Side one opens with Blondie’s huge hit “Call Me (Theme from American Gigolo)”. The track went to number 1 on the US, UK and Canadian charts, and number 2 in Australia, Ireland and Norway. While the single was around three and a half minutes long, the album cut is over eight minutes. That allows those famous hooks plenty of time to work their magic and keep you grooving. I’ve always loved the song (I had it on a 45) and am a fan of this extended version of the song. It features a lot of interesting solos.

Next up is Cheryl Barnes, known for her role in the film adaptation of Hair, with “Love and Passion”. I like its repetitive, almost tribal beat courtesy of Keith Forsey. It has a bit of a rock flair too thanks to the piano played by Harold Faltermeyer. And it also has a nice saxophone solo which is always welcome in my book.

Moroder’s “Night Drive” closes out the side. The song is a strong synthesizer version of the “Call Me” theme that adds some heavy guitar and funky percussion for the second half.

Side two starts up with “Hello Mr. W.A.M. (Finale)” which is based on a clarinet concerto “K. 622 in A Major” by Wolfgang Amadeus Mozart. I like the juxtaposition of these classical themes with modern rocking instruments.

“The Apartment” goes another direction entirely with a moody, synthesized composition. It brings to mind a paranoid, substance-enhanced nightmare.

“Palm Springs Drive” returns us back to the dance club with another synthesized variation of the musical themes from “Call Me”, but this time a bit more glitzy and glamour-filled.

“Night Drive (Reprise)” takes the earlier theme and slows it down to a dirge-like pace, complete with heavy tolling bells.

“The Seduction (Love Theme)” is performed by James Last, a German composer and keyboardist. His piano playing is beautiful yet is undercut at the same time by a constant synth hook in the background. I would have rather that the later had been left off entirely.
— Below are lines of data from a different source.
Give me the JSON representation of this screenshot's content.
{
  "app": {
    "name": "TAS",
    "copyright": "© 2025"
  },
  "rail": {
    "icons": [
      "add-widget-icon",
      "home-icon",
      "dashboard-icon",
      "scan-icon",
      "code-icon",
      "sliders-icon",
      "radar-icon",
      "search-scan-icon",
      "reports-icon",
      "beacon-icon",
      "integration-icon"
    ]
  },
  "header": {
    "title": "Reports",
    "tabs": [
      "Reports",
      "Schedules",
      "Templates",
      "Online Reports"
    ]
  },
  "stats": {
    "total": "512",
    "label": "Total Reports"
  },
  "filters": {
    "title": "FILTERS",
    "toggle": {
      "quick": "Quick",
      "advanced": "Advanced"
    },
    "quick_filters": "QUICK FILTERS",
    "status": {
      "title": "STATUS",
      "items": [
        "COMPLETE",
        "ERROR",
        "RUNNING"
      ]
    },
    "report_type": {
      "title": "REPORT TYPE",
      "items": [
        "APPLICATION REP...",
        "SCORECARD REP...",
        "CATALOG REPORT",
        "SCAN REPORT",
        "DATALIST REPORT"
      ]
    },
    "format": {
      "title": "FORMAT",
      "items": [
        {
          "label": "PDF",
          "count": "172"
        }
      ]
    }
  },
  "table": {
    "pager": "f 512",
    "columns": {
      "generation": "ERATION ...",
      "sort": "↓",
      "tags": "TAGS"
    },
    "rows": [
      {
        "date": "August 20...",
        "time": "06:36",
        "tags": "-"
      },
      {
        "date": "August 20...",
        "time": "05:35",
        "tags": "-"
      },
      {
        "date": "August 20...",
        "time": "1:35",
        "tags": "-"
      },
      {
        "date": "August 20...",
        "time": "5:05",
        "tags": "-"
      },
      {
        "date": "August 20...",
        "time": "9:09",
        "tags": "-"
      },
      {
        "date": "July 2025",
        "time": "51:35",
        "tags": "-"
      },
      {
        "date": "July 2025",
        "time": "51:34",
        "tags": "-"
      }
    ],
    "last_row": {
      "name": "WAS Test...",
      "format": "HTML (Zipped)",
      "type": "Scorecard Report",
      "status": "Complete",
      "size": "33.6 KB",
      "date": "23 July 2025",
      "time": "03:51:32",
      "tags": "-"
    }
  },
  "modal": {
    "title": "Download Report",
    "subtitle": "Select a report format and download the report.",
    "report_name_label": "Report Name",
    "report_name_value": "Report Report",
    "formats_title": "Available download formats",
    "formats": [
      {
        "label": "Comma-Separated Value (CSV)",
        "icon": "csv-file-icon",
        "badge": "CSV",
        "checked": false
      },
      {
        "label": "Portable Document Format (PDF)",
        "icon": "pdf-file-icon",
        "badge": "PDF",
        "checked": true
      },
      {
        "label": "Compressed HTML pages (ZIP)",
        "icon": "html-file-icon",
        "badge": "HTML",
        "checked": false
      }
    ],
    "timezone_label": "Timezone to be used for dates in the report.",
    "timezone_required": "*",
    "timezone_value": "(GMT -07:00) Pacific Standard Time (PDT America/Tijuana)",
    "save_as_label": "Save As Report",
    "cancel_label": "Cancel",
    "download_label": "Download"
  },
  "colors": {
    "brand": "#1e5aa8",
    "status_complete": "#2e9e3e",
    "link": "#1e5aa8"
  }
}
The soundtrack for American Gigolo has many dance, disco elements to it. But the time it rolled out in 1980, the music scene was changing drastically. You can see Moroder attempting to adapt to some of that with the use of synthesizers and such; a number of the tracks experiment with sounds and rhythms. The heavy reliance on the familiar “Call Me” theme might turn a few listeners off, especially if you’re not as big of a fan of it. For me, I liked see the many experiments with different instruments, tempos and such.